Question 2: You call this a legacy table. When was it last updated? I had actually changed ALL my user passwords and email passwords on January 5th, 2012. Was my data in that table or am I safe?

[Simon] The table was up-to-date as of the date of the intrusion.

Question 3: What columns were in the table? I am guessing machine (like beid.dreamhost.com), username and password, and probably the account ID of the DH account that owns that user. Anything else that was lost?

[Simon] No personally identifiable information was in the table. The FTP/shell password and host machine was in the table. Note that we have no evidence that the hacker actually got the table from the other internal machine it was dumped to. But in case they did, we took the precaution of resetting the FTP/shell passwords.

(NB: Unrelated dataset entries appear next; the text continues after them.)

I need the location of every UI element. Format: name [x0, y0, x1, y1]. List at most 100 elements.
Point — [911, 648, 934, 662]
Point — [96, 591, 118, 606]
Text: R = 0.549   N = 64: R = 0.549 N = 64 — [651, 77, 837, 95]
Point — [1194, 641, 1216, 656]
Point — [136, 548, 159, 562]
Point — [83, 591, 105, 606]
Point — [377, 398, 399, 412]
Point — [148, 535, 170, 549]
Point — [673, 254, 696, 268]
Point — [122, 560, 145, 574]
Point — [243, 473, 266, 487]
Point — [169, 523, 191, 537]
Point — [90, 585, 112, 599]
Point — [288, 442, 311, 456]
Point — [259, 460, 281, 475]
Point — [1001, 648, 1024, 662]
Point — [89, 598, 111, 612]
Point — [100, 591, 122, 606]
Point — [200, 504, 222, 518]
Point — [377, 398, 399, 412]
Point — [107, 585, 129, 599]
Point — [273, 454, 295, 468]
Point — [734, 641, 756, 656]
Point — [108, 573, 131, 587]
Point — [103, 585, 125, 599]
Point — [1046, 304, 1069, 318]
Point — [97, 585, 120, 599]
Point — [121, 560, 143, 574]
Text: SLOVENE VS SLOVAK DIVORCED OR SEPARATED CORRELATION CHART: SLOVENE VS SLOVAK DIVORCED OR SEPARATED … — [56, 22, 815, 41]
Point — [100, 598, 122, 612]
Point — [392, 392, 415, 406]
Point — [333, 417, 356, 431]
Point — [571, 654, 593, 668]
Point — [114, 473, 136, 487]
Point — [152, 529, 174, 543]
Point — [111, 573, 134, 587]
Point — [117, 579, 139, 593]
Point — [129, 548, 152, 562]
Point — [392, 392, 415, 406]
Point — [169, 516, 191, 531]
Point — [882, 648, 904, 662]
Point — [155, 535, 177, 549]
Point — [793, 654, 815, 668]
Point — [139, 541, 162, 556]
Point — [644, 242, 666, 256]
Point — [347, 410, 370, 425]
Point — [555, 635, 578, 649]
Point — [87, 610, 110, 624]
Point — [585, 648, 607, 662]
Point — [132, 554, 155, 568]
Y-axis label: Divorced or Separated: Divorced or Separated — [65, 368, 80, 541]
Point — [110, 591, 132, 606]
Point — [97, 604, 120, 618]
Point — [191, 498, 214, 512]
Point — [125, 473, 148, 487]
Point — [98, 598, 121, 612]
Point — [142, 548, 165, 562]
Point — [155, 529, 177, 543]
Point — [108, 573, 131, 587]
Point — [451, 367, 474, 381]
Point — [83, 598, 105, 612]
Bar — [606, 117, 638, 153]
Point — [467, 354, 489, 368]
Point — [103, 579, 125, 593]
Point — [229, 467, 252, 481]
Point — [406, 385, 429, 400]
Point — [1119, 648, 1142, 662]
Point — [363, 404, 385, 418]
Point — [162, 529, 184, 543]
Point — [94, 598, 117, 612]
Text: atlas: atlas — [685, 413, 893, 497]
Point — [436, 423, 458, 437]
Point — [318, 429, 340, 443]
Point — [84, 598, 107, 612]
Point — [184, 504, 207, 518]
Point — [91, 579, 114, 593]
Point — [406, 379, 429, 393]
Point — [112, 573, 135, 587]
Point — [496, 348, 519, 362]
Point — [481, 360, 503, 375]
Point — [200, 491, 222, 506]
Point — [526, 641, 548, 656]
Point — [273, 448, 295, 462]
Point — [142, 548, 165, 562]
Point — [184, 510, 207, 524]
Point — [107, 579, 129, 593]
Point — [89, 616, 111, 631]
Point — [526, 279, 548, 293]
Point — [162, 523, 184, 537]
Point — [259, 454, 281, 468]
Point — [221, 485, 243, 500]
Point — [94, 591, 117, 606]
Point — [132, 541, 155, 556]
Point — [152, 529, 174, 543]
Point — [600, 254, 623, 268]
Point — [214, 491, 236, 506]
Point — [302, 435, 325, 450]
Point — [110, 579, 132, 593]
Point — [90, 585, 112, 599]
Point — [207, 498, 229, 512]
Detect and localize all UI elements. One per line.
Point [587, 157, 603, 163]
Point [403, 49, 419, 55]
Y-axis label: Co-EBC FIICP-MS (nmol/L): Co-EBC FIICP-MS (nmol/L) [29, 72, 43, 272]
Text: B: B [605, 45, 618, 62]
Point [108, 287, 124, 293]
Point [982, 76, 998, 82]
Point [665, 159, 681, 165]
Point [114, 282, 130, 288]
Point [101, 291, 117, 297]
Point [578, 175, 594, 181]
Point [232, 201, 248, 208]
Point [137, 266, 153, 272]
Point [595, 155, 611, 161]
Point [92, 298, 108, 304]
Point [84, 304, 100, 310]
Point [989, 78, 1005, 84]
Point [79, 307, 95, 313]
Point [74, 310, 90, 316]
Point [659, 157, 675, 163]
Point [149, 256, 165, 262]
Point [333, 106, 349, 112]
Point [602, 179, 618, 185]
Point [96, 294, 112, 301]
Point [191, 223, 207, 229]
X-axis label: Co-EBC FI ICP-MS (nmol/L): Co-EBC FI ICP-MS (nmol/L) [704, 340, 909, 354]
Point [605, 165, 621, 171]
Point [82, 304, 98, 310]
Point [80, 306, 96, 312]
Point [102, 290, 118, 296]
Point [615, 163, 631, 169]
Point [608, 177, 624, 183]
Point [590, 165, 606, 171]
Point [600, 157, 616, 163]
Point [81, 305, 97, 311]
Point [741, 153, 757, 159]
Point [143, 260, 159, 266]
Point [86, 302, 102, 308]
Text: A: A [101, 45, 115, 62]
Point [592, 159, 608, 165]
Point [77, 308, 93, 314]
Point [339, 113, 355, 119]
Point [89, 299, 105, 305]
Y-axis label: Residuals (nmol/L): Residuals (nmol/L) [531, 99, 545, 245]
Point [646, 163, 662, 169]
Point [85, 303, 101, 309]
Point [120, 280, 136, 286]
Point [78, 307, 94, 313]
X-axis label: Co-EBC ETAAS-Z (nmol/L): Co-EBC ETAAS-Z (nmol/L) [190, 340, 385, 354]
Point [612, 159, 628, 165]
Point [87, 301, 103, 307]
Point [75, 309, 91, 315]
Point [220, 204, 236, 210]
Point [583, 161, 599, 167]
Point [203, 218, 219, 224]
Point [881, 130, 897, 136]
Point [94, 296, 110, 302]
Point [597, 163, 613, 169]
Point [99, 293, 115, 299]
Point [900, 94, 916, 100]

4: Are you SURE this is all the hacker got access to?

[Simon] Yes.

5: You say that we should all change email passwords too. Why? In my case, they were last changed on January 5th, and had nothing to do with ANY other password I own. Why should I change these if the hacker didn’t get access to them? Please clarify what you know about the hack and what got out.

[Simon] We suggested this as a precaution, because many users often use the same passwords across different services.

We understand that security is extremely important, and have taken a whole series of steps to protect and mitigate against this kind of intrusion happening again, including hardening our internal systems and firewalls. I trust you understand that we can’t go into too much detail on our current defenses, given this is an open forum. However we will be including more information on password security precautions in an email direct to customers to go out this week.